Rapid radicalisation: From French teen to jihadist


(MENAFN- AFP) Nora was a good high school student who dreamed of becoming a doctor. But when she left to wage jihad in Syria, her family soon discovered she had been leading a double life.

The teenager is one of over 1,000 French nationals or residents who have recently travelled to Syria and Iraq to fight alongside extremists -- all from varied backgrounds, dispelling widely-held beliefs that most are disadvantaged, lost youths, experts say.

Nora, from the southern city of Avignon, suddenly departed for Syria in January aged just 15, prompting her elder brother Fouad to launch a desperate search for his little sister.

He discovered she had led parallel lives, owning two Facebook accounts -- one where she talked about her normal teenage life and another where she wrote about her desire to go "to Aleppo to help our Syrian brothers and sisters."

Fouad, who resigned from his job to devote himself to finding Nora, managed to track her down and travelled to Syria in April to meet her for "half-an-hour in the presence of her emir, Omar Omsen," a Franco-Senegalese man.

"I saw her in a bad state, thinner, her face puffy and yellow," he told AFP.

But he was unable to convince her handler to let her go, despite a previous phone conversation when Nora had managed to tell him she wanted to come home. "I am in the midst of hypocrites and cowards who terrorise the Syrians," she had said.

Several days ago, in tears on the phone, she accused her family of abandoning her -- words that have haunted Fouad since.

According to his lawyer Guy Guenoun, the teenager is currently a "hostage". He fears that Nora and other underage girls may be used as "virgins promised to fighters."

- Quick radicalisation process -

Her case is by no means the only one in France, and while the government fears returning jihadists will wage attacks on home soil, some of these are described as people who left purely with humanitarian goals and grew disillusioned with what they witnessed on the ground.

Martin Pradel, the lawyer for several jihadists who have returned to France and are in custody, said the number of departures to Syria exploded in the summer of 2013.

"(Syrian leader) Bashar al-Assad's use of chemical weapons and France's decision not to intervene militarily without the Americans were triggers," he said, referring to accusations the regime had killed hundreds in the Damascus suburbs in August 2013 using chemical arms strikes.

"They had the feeling that their duty was to come to the help of Syrian people."

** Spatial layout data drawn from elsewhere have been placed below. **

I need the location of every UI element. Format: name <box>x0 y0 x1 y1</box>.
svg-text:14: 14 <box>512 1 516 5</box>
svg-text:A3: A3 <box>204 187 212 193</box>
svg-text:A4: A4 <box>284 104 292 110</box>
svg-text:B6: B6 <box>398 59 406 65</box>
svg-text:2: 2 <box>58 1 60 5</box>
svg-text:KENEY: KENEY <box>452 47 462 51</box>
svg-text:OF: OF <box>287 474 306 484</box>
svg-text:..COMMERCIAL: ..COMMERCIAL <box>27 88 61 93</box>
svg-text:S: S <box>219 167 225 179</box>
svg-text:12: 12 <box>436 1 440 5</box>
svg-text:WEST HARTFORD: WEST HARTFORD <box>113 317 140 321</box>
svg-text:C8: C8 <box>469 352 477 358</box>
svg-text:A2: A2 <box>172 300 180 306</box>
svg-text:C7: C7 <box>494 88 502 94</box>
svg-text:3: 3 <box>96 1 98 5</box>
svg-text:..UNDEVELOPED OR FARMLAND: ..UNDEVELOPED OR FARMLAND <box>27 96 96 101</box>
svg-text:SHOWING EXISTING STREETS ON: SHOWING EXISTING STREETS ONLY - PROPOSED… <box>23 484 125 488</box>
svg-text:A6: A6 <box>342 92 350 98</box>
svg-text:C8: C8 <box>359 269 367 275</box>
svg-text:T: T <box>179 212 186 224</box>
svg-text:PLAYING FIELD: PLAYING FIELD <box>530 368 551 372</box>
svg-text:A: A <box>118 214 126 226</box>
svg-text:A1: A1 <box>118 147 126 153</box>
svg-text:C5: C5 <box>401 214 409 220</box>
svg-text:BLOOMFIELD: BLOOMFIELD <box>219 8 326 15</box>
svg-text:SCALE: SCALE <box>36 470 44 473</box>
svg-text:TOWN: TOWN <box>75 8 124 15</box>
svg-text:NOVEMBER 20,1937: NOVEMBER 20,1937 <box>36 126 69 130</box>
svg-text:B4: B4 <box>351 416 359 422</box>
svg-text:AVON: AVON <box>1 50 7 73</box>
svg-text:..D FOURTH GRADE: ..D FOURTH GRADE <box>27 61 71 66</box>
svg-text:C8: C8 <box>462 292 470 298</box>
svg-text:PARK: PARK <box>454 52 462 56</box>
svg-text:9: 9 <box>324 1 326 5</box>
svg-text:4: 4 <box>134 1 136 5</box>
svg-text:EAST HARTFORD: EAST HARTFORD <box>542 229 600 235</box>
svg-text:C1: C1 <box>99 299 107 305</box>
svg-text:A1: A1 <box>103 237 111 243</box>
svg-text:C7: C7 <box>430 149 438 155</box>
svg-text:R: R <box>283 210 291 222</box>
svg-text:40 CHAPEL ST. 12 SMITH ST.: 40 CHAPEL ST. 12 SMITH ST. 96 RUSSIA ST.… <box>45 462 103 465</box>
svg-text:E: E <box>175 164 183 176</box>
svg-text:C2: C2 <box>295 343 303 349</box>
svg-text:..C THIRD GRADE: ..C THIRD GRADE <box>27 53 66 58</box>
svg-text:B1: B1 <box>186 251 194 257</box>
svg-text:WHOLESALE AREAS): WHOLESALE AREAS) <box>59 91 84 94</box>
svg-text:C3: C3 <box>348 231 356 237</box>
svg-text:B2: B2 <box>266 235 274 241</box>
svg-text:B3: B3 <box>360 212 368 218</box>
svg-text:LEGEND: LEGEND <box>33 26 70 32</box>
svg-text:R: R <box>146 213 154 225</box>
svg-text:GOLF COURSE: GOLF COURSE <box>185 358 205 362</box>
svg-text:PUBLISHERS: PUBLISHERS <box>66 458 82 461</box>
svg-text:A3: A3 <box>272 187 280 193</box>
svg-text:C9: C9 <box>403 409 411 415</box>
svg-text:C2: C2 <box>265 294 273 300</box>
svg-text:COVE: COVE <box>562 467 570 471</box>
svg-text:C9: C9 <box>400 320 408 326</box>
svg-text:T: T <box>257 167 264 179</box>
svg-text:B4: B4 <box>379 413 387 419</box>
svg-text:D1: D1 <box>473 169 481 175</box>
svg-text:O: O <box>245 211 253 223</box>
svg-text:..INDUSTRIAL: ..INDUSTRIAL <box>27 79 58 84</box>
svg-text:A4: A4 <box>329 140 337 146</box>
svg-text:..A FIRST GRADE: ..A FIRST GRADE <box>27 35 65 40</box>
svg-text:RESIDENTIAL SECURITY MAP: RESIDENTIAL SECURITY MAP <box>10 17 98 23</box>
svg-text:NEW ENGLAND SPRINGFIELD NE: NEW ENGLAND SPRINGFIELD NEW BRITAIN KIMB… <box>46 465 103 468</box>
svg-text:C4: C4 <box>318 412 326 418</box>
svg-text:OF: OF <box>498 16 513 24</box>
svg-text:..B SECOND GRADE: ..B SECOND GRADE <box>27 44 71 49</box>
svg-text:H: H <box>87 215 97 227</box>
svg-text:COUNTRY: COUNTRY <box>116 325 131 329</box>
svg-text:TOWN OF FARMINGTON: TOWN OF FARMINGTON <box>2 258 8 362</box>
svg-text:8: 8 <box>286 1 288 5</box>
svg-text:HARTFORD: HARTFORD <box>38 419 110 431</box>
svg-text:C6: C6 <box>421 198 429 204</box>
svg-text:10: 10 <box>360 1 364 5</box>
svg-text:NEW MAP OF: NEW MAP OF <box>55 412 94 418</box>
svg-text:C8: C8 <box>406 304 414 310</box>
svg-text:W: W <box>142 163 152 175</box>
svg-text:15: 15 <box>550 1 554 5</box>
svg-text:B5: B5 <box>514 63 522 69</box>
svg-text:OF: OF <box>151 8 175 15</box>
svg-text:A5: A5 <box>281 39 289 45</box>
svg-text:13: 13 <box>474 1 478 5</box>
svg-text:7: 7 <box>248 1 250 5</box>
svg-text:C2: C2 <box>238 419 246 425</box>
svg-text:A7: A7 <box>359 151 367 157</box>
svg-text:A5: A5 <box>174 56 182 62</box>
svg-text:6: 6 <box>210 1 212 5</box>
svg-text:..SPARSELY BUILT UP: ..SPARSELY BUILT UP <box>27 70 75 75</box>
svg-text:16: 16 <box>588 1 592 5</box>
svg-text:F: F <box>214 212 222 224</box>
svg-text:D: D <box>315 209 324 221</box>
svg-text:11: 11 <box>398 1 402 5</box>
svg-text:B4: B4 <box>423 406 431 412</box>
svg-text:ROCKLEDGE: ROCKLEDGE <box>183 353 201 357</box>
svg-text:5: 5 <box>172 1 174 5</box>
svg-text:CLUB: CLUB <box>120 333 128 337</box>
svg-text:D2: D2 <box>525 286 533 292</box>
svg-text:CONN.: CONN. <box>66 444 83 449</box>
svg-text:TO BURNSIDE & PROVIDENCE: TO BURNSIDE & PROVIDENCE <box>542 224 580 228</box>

They spent hours on the Internet with a preference for YouTube and other social networks, looking at shock images and messages marketed by the Islamic State group currently controlling parts of Iraq and Syria, and the Al-Nusra Front, Al-Qaeda's Syrian affiliate.

They did not go to mosques, and drew apart from their family and friends.

Pradel said the radicalisation process was very quick -- "one month" only for one client.

According to Pradel and David Thomson, a journalist and author of a book on French jihadists, these come from all sorts of different backgrounds.

They are young, not so young, from the countryside, from cities, Muslims, people who have converted to Islam -- these represent 21 percent of the total according to the interior ministry -- families, people in stable jobs.

- Waging jihad at home -

And it isn't only those who travel abroad who want to wage jihad.

Myriam, whose real name has been modified to protect her identity, is a law student.

The 20-year-old Muslim is a fervent supporter of the Islamic State group, would like to go live in Saudi Arabia which applies Sharia law, even if she criticises the country for being part of a US-led coalition currently fighting IS.

She told AFP via Twitter that those who cannot go abroad can wage jihad where they are and believes "attacks will take place in France", even if she would not take part in anything of that nature.

She is in contact with friends who went to Syria, all of whom support IS.

"They're very, very happy," she says when asked about those who came back traumatised from what they witnessed.

"It depends on each and everyone's psychological strength in the face of war. I'm a little too human and there are weak people like me who cannot take it. There are people like this in all armed forces in the world. There are quite a few suicides in the US army."

Asked about the beheadings of Westerners carried out by IS militants, she responds that "it is sad, but it's war."

Myriam says she lives in the southwest of France, in "a peaceful and pretty town" in a district with almost no Muslims, and does not go to the mosque.

"There is nothing in my life that could have played a decisive role in my current stand."